Bu Candra kembali menangis menggerung-gerung.

 Lalu ia ingat apa yang dikatakan suaminya tadi, bahwa dulu pernah ingin menceraikannya, tapi Nurani mencegahnya. Apakah sekarang Nurani bisa menolongnya?

Dihubunginya nomor Nurani, tapi lama sekali tidak diangkat. Bu Candra sudah mulai putus asa. Rasanya tak ada yang bisa dilakukannya. Kalau dia menemui Karina, lalu Karina bisa apa? Apalagi tidak sembarang waktu bisa menemuinya.

Bu Candra sudah lelah menangis. Ia menuju ke dapur, belanjaan yang diletakkannya di meja dapur tidak disentuhnya. Ia hanya duduk di kursi sambil terus membayangkan kegagalannya. Tapi tak lama kemudian ponselnya berdering. Dari Nurani. Rupanya Nurani baru bisa menghubunginya. Harapan bu Candra timbul kembali.

“Ya nak,” jawabnya lemah.

“Ada apa Ibu menelpon? Tadi Nurani sedang mengikuti kuliah. Sebentar lagi ujian kenaikan tingkat. Ada apa Bu?”

“Nur, tolong ibu Nur,” rintihnya.

“Memangnya Ibu kenapa?”

“Ayahmu mau menceraikan ibu,” sekarang ucapannya diiringi isak.

Nurani terdiam. Tadi pagi seperti tak ada celetukan apapun dari ayahnya. Lalu apa yang sebenarnya terjadi?
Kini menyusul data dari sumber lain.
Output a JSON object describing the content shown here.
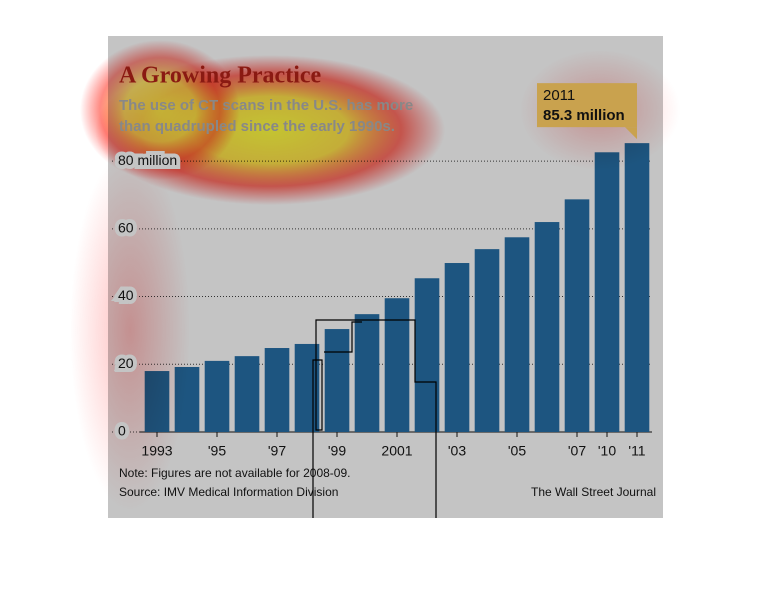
{
  "chart_data": {
    "type": "bar",
    "title": "A Growing Practice",
    "subtitle_lines": [
      "The use of CT scans in the U.S. has more",
      "than quadrupled since the early 1990s."
    ],
    "categories": [
      "1993",
      null,
      "'95",
      null,
      "'97",
      null,
      "'99",
      null,
      "2001",
      null,
      "'03",
      null,
      "'05",
      null,
      "'07",
      "'10",
      "'11"
    ],
    "values": [
      18,
      19.2,
      21,
      22.4,
      24.8,
      26,
      30.4,
      34.8,
      39.5,
      45.4,
      49.9,
      54,
      57.5,
      62,
      68.7,
      82.6,
      85.3
    ],
    "value_labels": [
      null,
      null,
      null,
      null,
      null,
      null,
      null,
      null,
      null,
      null,
      null,
      null,
      null,
      null,
      null,
      null,
      "85.3 million"
    ],
    "annotation": "2011",
    "color": "#1d5580",
    "ylim": [
      0,
      88
    ],
    "yticks": [
      0,
      20,
      40,
      60,
      {
        "value": 80,
        "label": "80 million"
      }
    ],
    "grid": true,
    "note": "Note: Figures are not available for 2008-09.",
    "source": "Source: IMV Medical Information Division",
    "credit": "The Wall Street Journal"
  }
}
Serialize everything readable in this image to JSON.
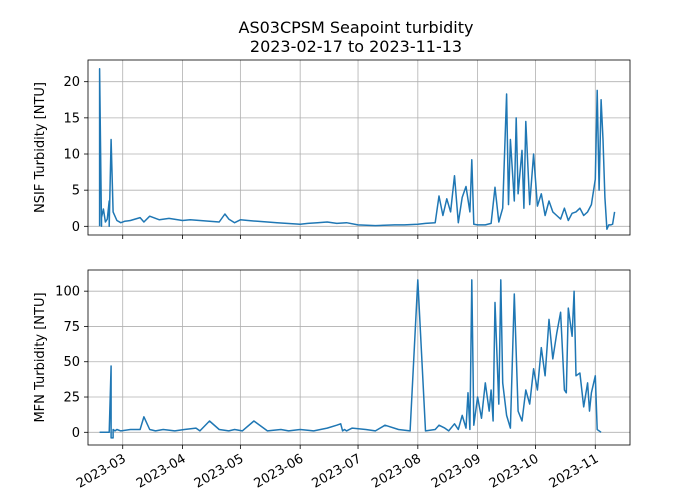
{
  "figure": {
    "title_line1": "AS03CPSM Seapoint turbidity",
    "title_line2": "2023-02-17 to 2023-11-13"
  },
  "colors": {
    "series": "#1f77b4"
  },
  "x_ticks": [
    "2023-03",
    "2023-04",
    "2023-05",
    "2023-06",
    "2023-07",
    "2023-08",
    "2023-09",
    "2023-10",
    "2023-11"
  ],
  "chart_data": [
    {
      "type": "line",
      "ylabel": "NSIF Turbidity [NTU]",
      "xlabel": "",
      "x_range": [
        "2023-02-17",
        "2023-11-13"
      ],
      "xlim": [
        "2023-02-11",
        "2023-11-19"
      ],
      "ylim": [
        -1.2,
        23
      ],
      "y_ticks": [
        0,
        5,
        10,
        15,
        20
      ],
      "x_ticks_shown": false,
      "grid": true,
      "series": [
        {
          "x": [
            "2023-02-17",
            "2023-02-17",
            "2023-02-18",
            "2023-02-18",
            "2023-02-19",
            "2023-02-20",
            "2023-02-21",
            "2023-02-22",
            "2023-02-22",
            "2023-02-23",
            "2023-02-24",
            "2023-02-26",
            "2023-02-28",
            "2023-03-02",
            "2023-03-05",
            "2023-03-10",
            "2023-03-12",
            "2023-03-15",
            "2023-03-20",
            "2023-03-25",
            "2023-04-01",
            "2023-04-05",
            "2023-04-10",
            "2023-04-15",
            "2023-04-20",
            "2023-04-23",
            "2023-04-25",
            "2023-04-28",
            "2023-05-01",
            "2023-05-05",
            "2023-05-10",
            "2023-05-15",
            "2023-05-20",
            "2023-05-25",
            "2023-06-01",
            "2023-06-05",
            "2023-06-10",
            "2023-06-15",
            "2023-06-20",
            "2023-06-25",
            "2023-07-01",
            "2023-07-10",
            "2023-07-20",
            "2023-07-25",
            "2023-08-01",
            "2023-08-05",
            "2023-08-10",
            "2023-08-12",
            "2023-08-14",
            "2023-08-16",
            "2023-08-18",
            "2023-08-20",
            "2023-08-22",
            "2023-08-24",
            "2023-08-26",
            "2023-08-28",
            "2023-08-29",
            "2023-08-30",
            "2023-09-01",
            "2023-09-05",
            "2023-09-08",
            "2023-09-10",
            "2023-09-12",
            "2023-09-14",
            "2023-09-16",
            "2023-09-17",
            "2023-09-18",
            "2023-09-20",
            "2023-09-21",
            "2023-09-22",
            "2023-09-24",
            "2023-09-25",
            "2023-09-26",
            "2023-09-28",
            "2023-09-30",
            "2023-10-02",
            "2023-10-04",
            "2023-10-06",
            "2023-10-08",
            "2023-10-10",
            "2023-10-12",
            "2023-10-14",
            "2023-10-16",
            "2023-10-18",
            "2023-10-20",
            "2023-10-22",
            "2023-10-24",
            "2023-10-26",
            "2023-10-28",
            "2023-10-30",
            "2023-11-01",
            "2023-11-02",
            "2023-11-03",
            "2023-11-04",
            "2023-11-05",
            "2023-11-06",
            "2023-11-07",
            "2023-11-08",
            "2023-11-09",
            "2023-11-10",
            "2023-11-11"
          ],
          "y": [
            0,
            21.8,
            0,
            1.2,
            2.4,
            0.6,
            1.0,
            3.5,
            0,
            12.0,
            2.0,
            0.8,
            0.5,
            0.7,
            0.8,
            1.2,
            0.6,
            1.4,
            0.9,
            1.1,
            0.8,
            0.9,
            0.8,
            0.7,
            0.6,
            1.7,
            1.0,
            0.5,
            0.9,
            0.8,
            0.7,
            0.6,
            0.5,
            0.4,
            0.3,
            0.4,
            0.5,
            0.6,
            0.4,
            0.5,
            0.2,
            0.1,
            0.2,
            0.2,
            0.3,
            0.4,
            0.5,
            4.2,
            1.5,
            3.8,
            2.0,
            7.0,
            0.5,
            4.0,
            5.5,
            2.0,
            9.2,
            0.3,
            0.2,
            0.2,
            0.4,
            5.4,
            0.6,
            2.5,
            18.3,
            3.0,
            12.0,
            3.5,
            15.0,
            4.5,
            10.5,
            2.5,
            14.5,
            3.0,
            10.0,
            2.8,
            4.5,
            1.5,
            3.5,
            2.0,
            1.5,
            1.0,
            2.5,
            0.8,
            1.8,
            2.0,
            2.5,
            1.5,
            2.0,
            3.0,
            6.5,
            18.8,
            5.0,
            17.5,
            12.0,
            4.0,
            -0.4,
            0.2,
            0.2,
            0.3,
            2.0
          ]
        }
      ]
    },
    {
      "type": "line",
      "ylabel": "MFN Turbidity [NTU]",
      "xlabel": "",
      "x_range": [
        "2023-02-17",
        "2023-11-13"
      ],
      "xlim": [
        "2023-02-11",
        "2023-11-19"
      ],
      "ylim": [
        -9,
        115
      ],
      "y_ticks": [
        0,
        25,
        50,
        75,
        100
      ],
      "x_ticks_shown": true,
      "grid": true,
      "series": [
        {
          "x": [
            "2023-02-17",
            "2023-02-20",
            "2023-02-22",
            "2023-02-23",
            "2023-02-23",
            "2023-02-24",
            "2023-02-24",
            "2023-02-25",
            "2023-02-26",
            "2023-02-28",
            "2023-03-05",
            "2023-03-10",
            "2023-03-12",
            "2023-03-15",
            "2023-03-18",
            "2023-03-22",
            "2023-03-28",
            "2023-04-02",
            "2023-04-08",
            "2023-04-10",
            "2023-04-15",
            "2023-04-20",
            "2023-04-25",
            "2023-04-28",
            "2023-05-02",
            "2023-05-08",
            "2023-05-15",
            "2023-05-22",
            "2023-05-26",
            "2023-06-01",
            "2023-06-08",
            "2023-06-15",
            "2023-06-20",
            "2023-06-22",
            "2023-06-23",
            "2023-06-24",
            "2023-06-25",
            "2023-06-28",
            "2023-07-05",
            "2023-07-10",
            "2023-07-15",
            "2023-07-22",
            "2023-07-28",
            "2023-08-01",
            "2023-08-05",
            "2023-08-10",
            "2023-08-12",
            "2023-08-15",
            "2023-08-17",
            "2023-08-20",
            "2023-08-22",
            "2023-08-24",
            "2023-08-26",
            "2023-08-27",
            "2023-08-28",
            "2023-08-29",
            "2023-08-30",
            "2023-09-01",
            "2023-09-03",
            "2023-09-05",
            "2023-09-07",
            "2023-09-08",
            "2023-09-09",
            "2023-09-10",
            "2023-09-12",
            "2023-09-13",
            "2023-09-14",
            "2023-09-16",
            "2023-09-18",
            "2023-09-20",
            "2023-09-22",
            "2023-09-24",
            "2023-09-26",
            "2023-09-28",
            "2023-09-30",
            "2023-10-02",
            "2023-10-04",
            "2023-10-06",
            "2023-10-08",
            "2023-10-10",
            "2023-10-12",
            "2023-10-14",
            "2023-10-16",
            "2023-10-17",
            "2023-10-18",
            "2023-10-20",
            "2023-10-21",
            "2023-10-22",
            "2023-10-24",
            "2023-10-26",
            "2023-10-28",
            "2023-10-29",
            "2023-10-30",
            "2023-11-01",
            "2023-11-02",
            "2023-11-04"
          ],
          "y": [
            0,
            0,
            0,
            47,
            -4,
            -4,
            2,
            1,
            2,
            1,
            2,
            2,
            11,
            2,
            1,
            2,
            1,
            2,
            3,
            1,
            8,
            2,
            1,
            2,
            1,
            8,
            1,
            2,
            1,
            2,
            1,
            3,
            5,
            6,
            1,
            2,
            1,
            3,
            2,
            1,
            5,
            2,
            1,
            108,
            1,
            2,
            5,
            3,
            1,
            6,
            2,
            12,
            3,
            28,
            2,
            108,
            5,
            25,
            10,
            35,
            15,
            30,
            8,
            92,
            20,
            108,
            35,
            12,
            3,
            98,
            15,
            8,
            30,
            20,
            45,
            30,
            60,
            40,
            80,
            52,
            70,
            85,
            30,
            28,
            88,
            68,
            100,
            40,
            42,
            18,
            35,
            15,
            28,
            40,
            2,
            0
          ]
        }
      ]
    }
  ]
}
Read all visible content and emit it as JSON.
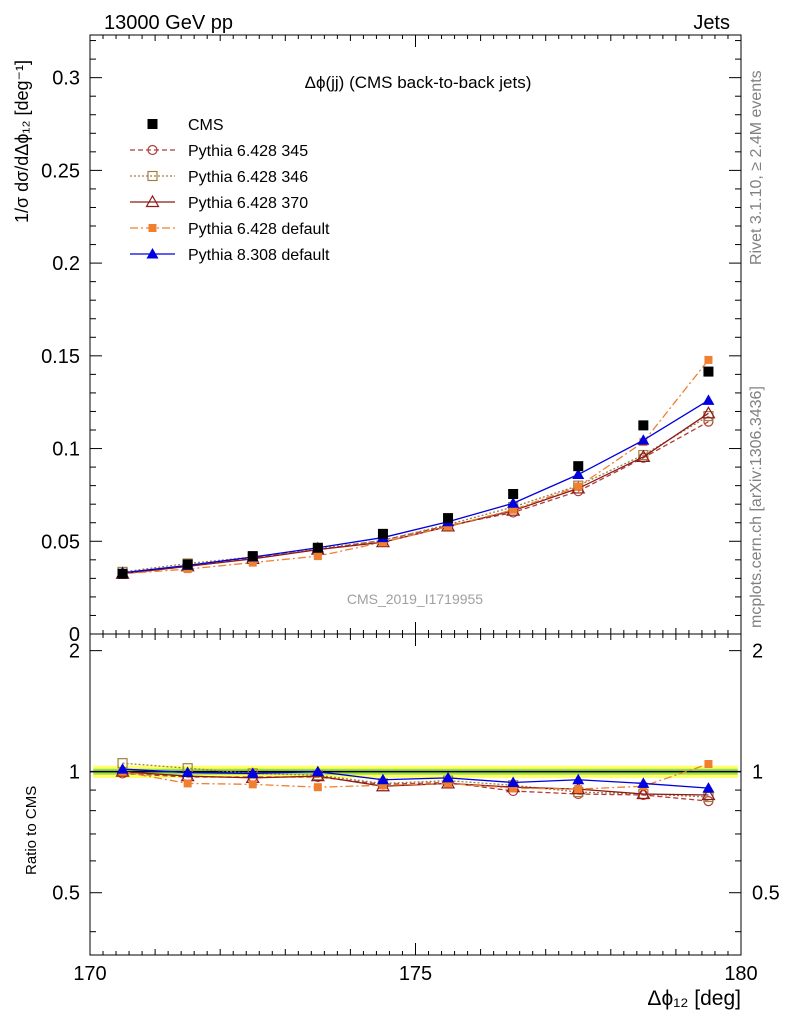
{
  "header": {
    "left": "13000 GeV pp",
    "right": "Jets"
  },
  "side_labels": {
    "rivet": "Rivet 3.1.10, ≥ 2.4M events",
    "mcplots": "mcplots.cern.ch [arXiv:1306.3436]"
  },
  "chart_data": {
    "type": "line",
    "title": "Δϕ(jj) (CMS back-to-back jets)",
    "watermark": "CMS_2019_I1719955",
    "xlabel": "Δϕ₁₂ [deg]",
    "ylabel": "1/σ dσ/dΔϕ₁₂ [deg⁻¹]",
    "ratio_ylabel": "Ratio to CMS",
    "xlim": [
      170,
      180
    ],
    "ylim": [
      0,
      0.323
    ],
    "ratio_ylim": [
      0.35,
      2.2
    ],
    "x_ticks": [
      "170",
      "175",
      "180"
    ],
    "y_ticks": [
      "0",
      "0.05",
      "0.1",
      "0.15",
      "0.2",
      "0.25",
      "0.3"
    ],
    "ratio_ticks": [
      "0.5",
      "1",
      "2"
    ],
    "legend_position": "top-left",
    "x": [
      170.5,
      171.5,
      172.5,
      173.5,
      174.5,
      175.5,
      176.5,
      177.5,
      178.5,
      179.5
    ],
    "series": [
      {
        "name": "CMS",
        "color": "#000000",
        "marker": "square",
        "line": "none",
        "values": [
          0.0325,
          0.0375,
          0.042,
          0.0465,
          0.054,
          0.0625,
          0.0755,
          0.0905,
          0.1125,
          0.1415
        ],
        "ratio": [
          1,
          1,
          1,
          1,
          1,
          1,
          1,
          1,
          1,
          1
        ]
      },
      {
        "name": "Pythia 6.428 345",
        "color": "#b23a3a",
        "marker": "circle-open",
        "line": "dashed",
        "values": [
          0.0325,
          0.0365,
          0.041,
          0.0455,
          0.0505,
          0.0585,
          0.0655,
          0.077,
          0.095,
          0.1145
        ],
        "ratio": [
          0.99,
          0.97,
          0.97,
          0.97,
          0.93,
          0.94,
          0.895,
          0.88,
          0.875,
          0.845
        ]
      },
      {
        "name": "Pythia 6.428 346",
        "color": "#a08040",
        "marker": "square-open",
        "line": "dotted",
        "values": [
          0.0335,
          0.038,
          0.0415,
          0.046,
          0.0505,
          0.059,
          0.0685,
          0.08,
          0.0965,
          0.1175
        ],
        "ratio": [
          1.05,
          1.02,
          0.99,
          0.98,
          0.935,
          0.95,
          0.925,
          0.89,
          0.88,
          0.865
        ]
      },
      {
        "name": "Pythia 6.428 370",
        "color": "#8b1a1a",
        "marker": "triangle-open",
        "line": "solid",
        "values": [
          0.0325,
          0.0365,
          0.0405,
          0.0455,
          0.0495,
          0.058,
          0.0665,
          0.0785,
          0.0955,
          0.119
        ],
        "ratio": [
          1.0,
          0.975,
          0.965,
          0.975,
          0.92,
          0.935,
          0.915,
          0.905,
          0.88,
          0.875
        ]
      },
      {
        "name": "Pythia 6.428 default",
        "color": "#f07f30",
        "marker": "square-filled-small",
        "line": "dashdot",
        "values": [
          0.0325,
          0.035,
          0.0385,
          0.042,
          0.0495,
          0.058,
          0.067,
          0.0795,
          0.1035,
          0.1478
        ],
        "ratio": [
          1.0,
          0.935,
          0.93,
          0.915,
          0.925,
          0.935,
          0.91,
          0.905,
          0.92,
          1.045
        ]
      },
      {
        "name": "Pythia 8.308 default",
        "color": "#0000e0",
        "marker": "triangle-filled",
        "line": "solid",
        "values": [
          0.033,
          0.037,
          0.0415,
          0.0465,
          0.052,
          0.0605,
          0.0705,
          0.086,
          0.1045,
          0.126
        ],
        "ratio": [
          1.015,
          0.995,
          0.99,
          1.0,
          0.955,
          0.965,
          0.94,
          0.955,
          0.935,
          0.91
        ]
      }
    ]
  }
}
“Tolong ibu Nur. Aku mohon.”

“Apa yang bisa saya lakukan Bu?”

“Bujuk ayahmu Nak, jangan sampai ibu diceraikan. Ibu benar-benar bertobat. Ibu akan melakukan hal terbaik untuk keluarga. Sungguh, aku bersumpah.”

“Saya tidak mengerti apa yang terjadi, Bu.”

“Ibu hanya ingin menyatukan kamu dan Rian, cara ibu salah," lanjutnya.

“Bu, saya tidak bisa bicara banyak, nanti Nur akan bicara sama bapak, setelah pulang kuliah. Ini sedang ada kelas. Maaf Bu.”

“Nur, tapi kamu mau menolong ibu kan?”

Tapi Nurani sudah mematikan ponselnya.

Bu Candra menjatuhkan kepalanya di meja dapur. Nurani berjanji akan bicara sama ayahnya, tapi apakah kali ini akan berhasil? Mulut bu Candra berkomat-kamit melantunkan doa. Tapi apa semuanya belum terlambat? Sudah lama dia melupakan Tuhan.

***                                                             

Pak Candra terkejut ketika tiba-tiba Nurani muncul di kantor.

“Ada apa kamu ke sini?”

Nurani duduk di kursi depan ayahnya. Pak Candra menghentikan kesibukannya.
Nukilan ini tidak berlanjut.